Um Homem Célebre (de Várias Histórias) - de Machado de Assis
É o herói deste conto, Pestana, popular compositor de polcas, admirado por muitos. Conquanto gozando de sucesso e popularidade invejáveis, vivia desgostoso consigo mesmo, pois, sabia, era apenas um autor de peças efêmeras, para diversão e o prazer de público inculto, iletrado, destituído de sensibilidade musical, sensualista, que se satisfaz com qualquer obra que lhe atenda os prazeres imediatos, uns lúbricos, que usufruem nos bailes, e não o de obras imorredouras que se rivalizam com as de Beethoven, Mozart, Bach, Schumann, Haydn e outros gênios da música clássica, obras que lhe incluem o nome, eternizando-o, no panteão dos heróis da arte. O seu sucesso atormentava-o, pois era unicamente o resultado da popularidade de obras às quais ele não dava grande valor, obras que não mereciam figurar entre as criações perpétuas de músicos agraciados com o dom da música. Esforçava-se, em vão, para criar obras eternas. Após casado com Maria, viúva e tísica, bafejado com o sopro da criatividade - assim ele acreditava -, compôs um Noturno, que Maria reconheceu como sendo uma peça de Chopin. E Pestana foi obrigado a dar o braço a torcer. Ludibriaram-no sua ambição e sua memória. Reproduzira, certo de que criara uma obra original.

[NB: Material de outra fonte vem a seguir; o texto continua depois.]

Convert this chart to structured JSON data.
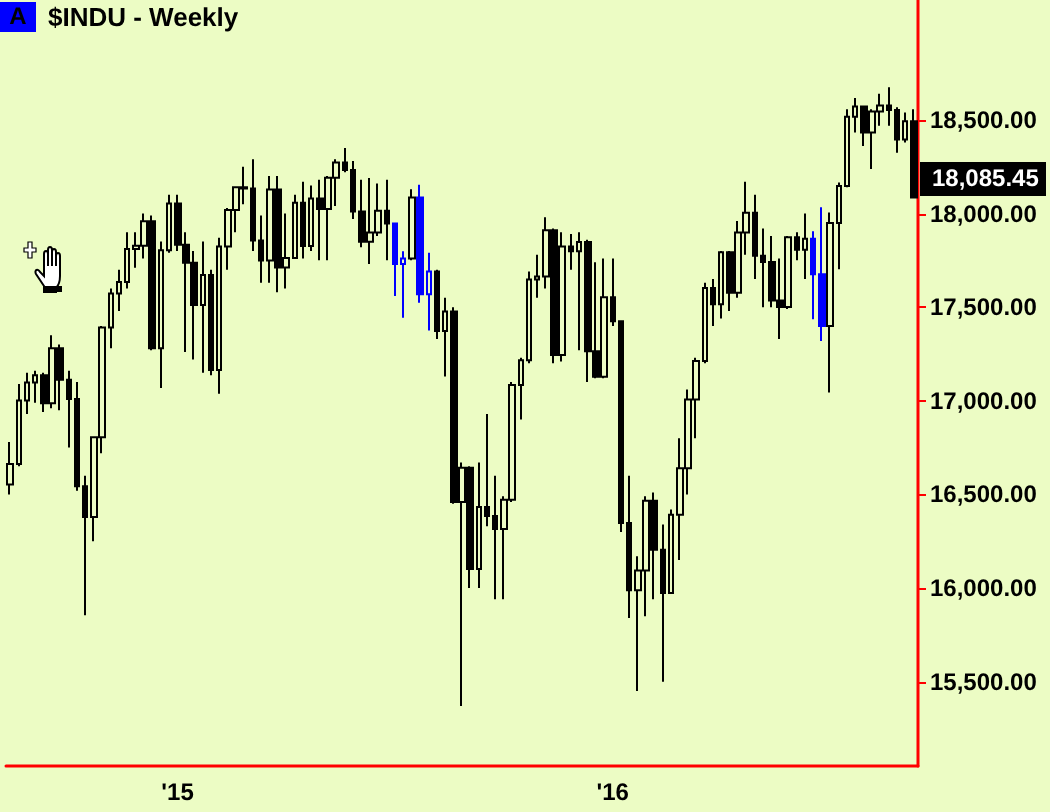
{
  "chart_data": {
    "type": "candlestick",
    "title": "$INDU - Weekly",
    "annotations": [
      "A",
      "18,085.45"
    ],
    "categories": [
      null,
      null,
      null,
      null,
      null,
      null,
      null,
      null,
      null,
      null,
      null,
      null,
      null,
      null,
      null,
      null,
      null,
      null,
      null,
      null,
      "'15",
      null,
      null,
      null,
      null,
      null,
      null,
      null,
      null,
      null,
      null,
      null,
      null,
      null,
      null,
      null,
      null,
      null,
      null,
      null,
      null,
      null,
      null,
      null,
      null,
      null,
      null,
      null,
      null,
      null,
      null,
      null,
      null,
      null,
      null,
      null,
      null,
      null,
      null,
      null,
      null,
      null,
      null,
      null,
      null,
      null,
      null,
      null,
      null,
      null,
      null,
      null,
      "'16",
      null,
      null,
      null,
      null,
      null,
      null,
      null,
      null,
      null,
      null,
      null,
      null,
      null,
      null,
      null,
      null,
      null,
      null,
      null,
      null,
      null,
      null,
      null,
      null,
      null,
      null,
      null,
      null,
      null,
      null,
      null,
      null,
      null,
      null,
      null,
      null
    ],
    "ohlc": [
      [
        16553,
        16780,
        16500,
        16662
      ],
      [
        16662,
        17090,
        16650,
        17001
      ],
      [
        17001,
        17150,
        16930,
        17098
      ],
      [
        17098,
        17160,
        16990,
        17137
      ],
      [
        17137,
        17150,
        16940,
        16987
      ],
      [
        16987,
        17350,
        16960,
        17280
      ],
      [
        17280,
        17300,
        16950,
        17113
      ],
      [
        17113,
        17160,
        16750,
        17009
      ],
      [
        17009,
        17100,
        16520,
        16544
      ],
      [
        16544,
        16600,
        15855,
        16380
      ],
      [
        16380,
        16810,
        16250,
        16805
      ],
      [
        16805,
        17400,
        16720,
        17391
      ],
      [
        17391,
        17600,
        17280,
        17573
      ],
      [
        17573,
        17700,
        17480,
        17634
      ],
      [
        17634,
        17900,
        17600,
        17810
      ],
      [
        17810,
        17900,
        17710,
        17828
      ],
      [
        17828,
        18000,
        17760,
        17958
      ],
      [
        17958,
        17990,
        17270,
        17280
      ],
      [
        17280,
        17850,
        17068,
        17804
      ],
      [
        17804,
        18100,
        17790,
        18053
      ],
      [
        18053,
        18100,
        17800,
        17833
      ],
      [
        17833,
        17900,
        17260,
        17737
      ],
      [
        17737,
        17800,
        17220,
        17512
      ],
      [
        17512,
        17850,
        17150,
        17672
      ],
      [
        17672,
        17700,
        17136,
        17165
      ],
      [
        17165,
        17870,
        17037,
        17824
      ],
      [
        17824,
        18030,
        17700,
        18019
      ],
      [
        18019,
        18140,
        17900,
        18140
      ],
      [
        18140,
        18250,
        18050,
        18133
      ],
      [
        18133,
        18290,
        17800,
        17856
      ],
      [
        17856,
        17990,
        17630,
        17749
      ],
      [
        17749,
        18200,
        17630,
        18128
      ],
      [
        18128,
        18200,
        17580,
        17712
      ],
      [
        17712,
        18000,
        17600,
        17763
      ],
      [
        17763,
        18100,
        17760,
        18057
      ],
      [
        18057,
        18170,
        17760,
        17826
      ],
      [
        17826,
        18150,
        17800,
        18080
      ],
      [
        18080,
        18180,
        17750,
        18024
      ],
      [
        18024,
        18200,
        17750,
        18191
      ],
      [
        18191,
        18290,
        18040,
        18272
      ],
      [
        18272,
        18350,
        18220,
        18232
      ],
      [
        18232,
        18280,
        17970,
        18011
      ],
      [
        18011,
        18180,
        17820,
        17849
      ],
      [
        17849,
        18190,
        17730,
        17898
      ],
      [
        17898,
        18160,
        17880,
        18015
      ],
      [
        18015,
        18180,
        17750,
        17947
      ],
      [
        17947,
        17951,
        17560,
        17730
      ],
      [
        17730,
        17799,
        17443,
        17760
      ],
      [
        17760,
        18130,
        17750,
        18086
      ],
      [
        18086,
        18154,
        17524,
        17569
      ],
      [
        17569,
        17791,
        17375,
        17690
      ],
      [
        17690,
        17700,
        17330,
        17373
      ],
      [
        17373,
        17550,
        17130,
        17477
      ],
      [
        17477,
        17500,
        16450,
        16460
      ],
      [
        16460,
        16670,
        15370,
        16643
      ],
      [
        16643,
        16650,
        16000,
        16102
      ],
      [
        16102,
        16670,
        16000,
        16433
      ],
      [
        16433,
        16930,
        16330,
        16385
      ],
      [
        16385,
        16600,
        15940,
        16315
      ],
      [
        16315,
        16490,
        15940,
        16472
      ],
      [
        16472,
        17100,
        16460,
        17084
      ],
      [
        17084,
        17230,
        16900,
        17216
      ],
      [
        17216,
        17690,
        17200,
        17647
      ],
      [
        17647,
        17780,
        17550,
        17664
      ],
      [
        17664,
        17980,
        17600,
        17910
      ],
      [
        17910,
        17920,
        17200,
        17245
      ],
      [
        17245,
        17900,
        17210,
        17824
      ],
      [
        17824,
        17890,
        17700,
        17798
      ],
      [
        17798,
        17900,
        17270,
        17848
      ],
      [
        17848,
        17860,
        17100,
        17265
      ],
      [
        17265,
        17740,
        17120,
        17128
      ],
      [
        17128,
        17760,
        17120,
        17553
      ],
      [
        17553,
        17760,
        17400,
        17425
      ],
      [
        17425,
        17430,
        16300,
        16347
      ],
      [
        16347,
        16600,
        15840,
        15988
      ],
      [
        15988,
        16170,
        15450,
        16094
      ],
      [
        16094,
        16490,
        15850,
        16466
      ],
      [
        16466,
        16510,
        15940,
        16205
      ],
      [
        16205,
        16340,
        15500,
        15974
      ],
      [
        15974,
        16420,
        15970,
        16392
      ],
      [
        16392,
        16800,
        16150,
        16640
      ],
      [
        16640,
        17060,
        16500,
        17007
      ],
      [
        17007,
        17230,
        16800,
        17213
      ],
      [
        17213,
        17630,
        17200,
        17602
      ],
      [
        17602,
        17650,
        17400,
        17516
      ],
      [
        17516,
        17800,
        17440,
        17793
      ],
      [
        17793,
        17800,
        17480,
        17577
      ],
      [
        17577,
        17960,
        17550,
        17898
      ],
      [
        17898,
        18170,
        17780,
        18004
      ],
      [
        18004,
        18100,
        17650,
        17774
      ],
      [
        17774,
        17920,
        17500,
        17741
      ],
      [
        17741,
        17880,
        17500,
        17535
      ],
      [
        17535,
        17760,
        17330,
        17501
      ],
      [
        17501,
        17880,
        17490,
        17873
      ],
      [
        17873,
        17900,
        17750,
        17807
      ],
      [
        17807,
        18000,
        17650,
        17865
      ],
      [
        17865,
        17905,
        17436,
        17675
      ],
      [
        17675,
        18034,
        17319,
        17400
      ],
      [
        17400,
        18005,
        17044,
        17949
      ],
      [
        17949,
        18165,
        17703,
        18147
      ],
      [
        18147,
        18557,
        18140,
        18517
      ],
      [
        18517,
        18617,
        18432,
        18571
      ],
      [
        18571,
        18575,
        18361,
        18432
      ],
      [
        18432,
        18557,
        18237,
        18544
      ],
      [
        18544,
        18639,
        18468,
        18577
      ],
      [
        18577,
        18674,
        18468,
        18553
      ],
      [
        18553,
        18568,
        18325,
        18395
      ],
      [
        18395,
        18539,
        18379,
        18492
      ],
      [
        18492,
        18557,
        18080,
        18085.45
      ]
    ],
    "colors": [
      "#000000",
      "#000000",
      "#000000",
      "#000000",
      "#000000",
      "#000000",
      "#000000",
      "#000000",
      "#000000",
      "#000000",
      "#000000",
      "#000000",
      "#000000",
      "#000000",
      "#000000",
      "#000000",
      "#000000",
      "#000000",
      "#000000",
      "#000000",
      "#000000",
      "#000000",
      "#000000",
      "#000000",
      "#000000",
      "#000000",
      "#000000",
      "#000000",
      "#000000",
      "#000000",
      "#000000",
      "#000000",
      "#000000",
      "#000000",
      "#000000",
      "#000000",
      "#000000",
      "#000000",
      "#000000",
      "#000000",
      "#000000",
      "#000000",
      "#000000",
      "#000000",
      "#000000",
      "#000000",
      "#0000ff",
      "#0000ff",
      "#000000",
      "#0000ff",
      "#0000ff",
      "#000000",
      "#000000",
      "#000000",
      "#000000",
      "#000000",
      "#000000",
      "#000000",
      "#000000",
      "#000000",
      "#000000",
      "#000000",
      "#000000",
      "#000000",
      "#000000",
      "#000000",
      "#000000",
      "#000000",
      "#000000",
      "#000000",
      "#000000",
      "#000000",
      "#000000",
      "#000000",
      "#000000",
      "#000000",
      "#000000",
      "#000000",
      "#000000",
      "#000000",
      "#000000",
      "#000000",
      "#000000",
      "#000000",
      "#000000",
      "#000000",
      "#000000",
      "#000000",
      "#000000",
      "#000000",
      "#000000",
      "#000000",
      "#000000",
      "#000000",
      "#000000",
      "#000000",
      "#0000ff",
      "#0000ff",
      "#000000",
      "#000000",
      "#000000",
      "#000000",
      "#000000",
      "#000000",
      "#000000",
      "#000000",
      "#000000",
      "#000000",
      "#000000"
    ],
    "ylim": [
      15050,
      19140
    ],
    "yticks": [
      {
        "value": 15500,
        "label": "15,500.00"
      },
      {
        "value": 16000,
        "label": "16,000.00"
      },
      {
        "value": 16500,
        "label": "16,500.00"
      },
      {
        "value": 17000,
        "label": "17,000.00"
      },
      {
        "value": 17500,
        "label": "17,500.00"
      },
      {
        "value": 18000,
        "label": "18,000.00"
      },
      {
        "value": 18500,
        "label": "18,500.00"
      }
    ],
    "grid": false
  }
}
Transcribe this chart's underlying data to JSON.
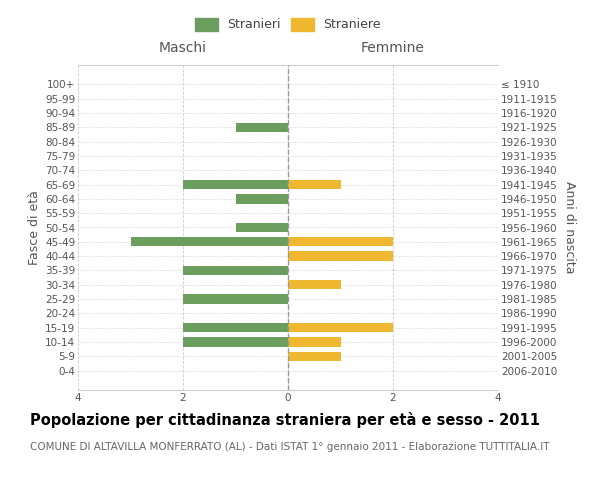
{
  "age_groups": [
    "0-4",
    "5-9",
    "10-14",
    "15-19",
    "20-24",
    "25-29",
    "30-34",
    "35-39",
    "40-44",
    "45-49",
    "50-54",
    "55-59",
    "60-64",
    "65-69",
    "70-74",
    "75-79",
    "80-84",
    "85-89",
    "90-94",
    "95-99",
    "100+"
  ],
  "birth_years": [
    "2006-2010",
    "2001-2005",
    "1996-2000",
    "1991-1995",
    "1986-1990",
    "1981-1985",
    "1976-1980",
    "1971-1975",
    "1966-1970",
    "1961-1965",
    "1956-1960",
    "1951-1955",
    "1946-1950",
    "1941-1945",
    "1936-1940",
    "1931-1935",
    "1926-1930",
    "1921-1925",
    "1916-1920",
    "1911-1915",
    "≤ 1910"
  ],
  "maschi": [
    0,
    0,
    2,
    2,
    0,
    2,
    0,
    2,
    0,
    3,
    1,
    0,
    1,
    2,
    0,
    0,
    0,
    1,
    0,
    0,
    0
  ],
  "femmine": [
    0,
    1,
    1,
    2,
    0,
    0,
    1,
    0,
    2,
    2,
    0,
    0,
    0,
    1,
    0,
    0,
    0,
    0,
    0,
    0,
    0
  ],
  "color_maschi": "#6b9e5e",
  "color_femmine": "#f0b730",
  "xlim": 4,
  "xticks": [
    -4,
    -2,
    0,
    2,
    4
  ],
  "xtick_labels": [
    "4",
    "2",
    "0",
    "2",
    "4"
  ],
  "title": "Popolazione per cittadinanza straniera per età e sesso - 2011",
  "subtitle": "COMUNE DI ALTAVILLA MONFERRATO (AL) - Dati ISTAT 1° gennaio 2011 - Elaborazione TUTTITALIA.IT",
  "ylabel_left": "Fasce di età",
  "ylabel_right": "Anni di nascita",
  "legend_male": "Stranieri",
  "legend_female": "Straniere",
  "maschi_label": "Maschi",
  "femmine_label": "Femmine",
  "background_color": "#ffffff",
  "grid_color": "#cccccc",
  "title_fontsize": 10.5,
  "subtitle_fontsize": 7.5,
  "axis_label_fontsize": 9,
  "tick_fontsize": 7.5,
  "legend_fontsize": 9,
  "bar_height": 0.65
}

uma peça que não era sua. E enviúva-se Pestana. Dedica-se, durante um ano, à composição de um Réquiem, para tocá-lo numa efeméride: o aniversário de um ano da morte de Maria. Fracassado em seu propósito, envergonha-se. O seu talento dava-lhe idéias para criar polcas, polcas populares, que caíam no gosto, não muito exigente, do povo, que não primava pelo requinte, pelo apuro musical - era assim ontem, é assim hoje.
A ambição de Pestana não andava no mesmo compasso de seu talento, que lhe oferecia recursos para criar obras que os homens, pouco exigentes, amavam, e as quais ele, demasiadamente exigente consigo mesmo, ambicionando admirar seu nome no rol dos autores cuja obra é eterna, desprezava - e ele não pôde gozar de prazer que a popularidade delas lhe ofereceria caso ele não fosse tão orgulhoso, prazer que outro músico, não tão orgulhoso e pretensioso quanto ele, gozaria. Pestana queria dar passos maiores do que os que suas pernas lhe permitiam - e por isso foi um homem infeliz.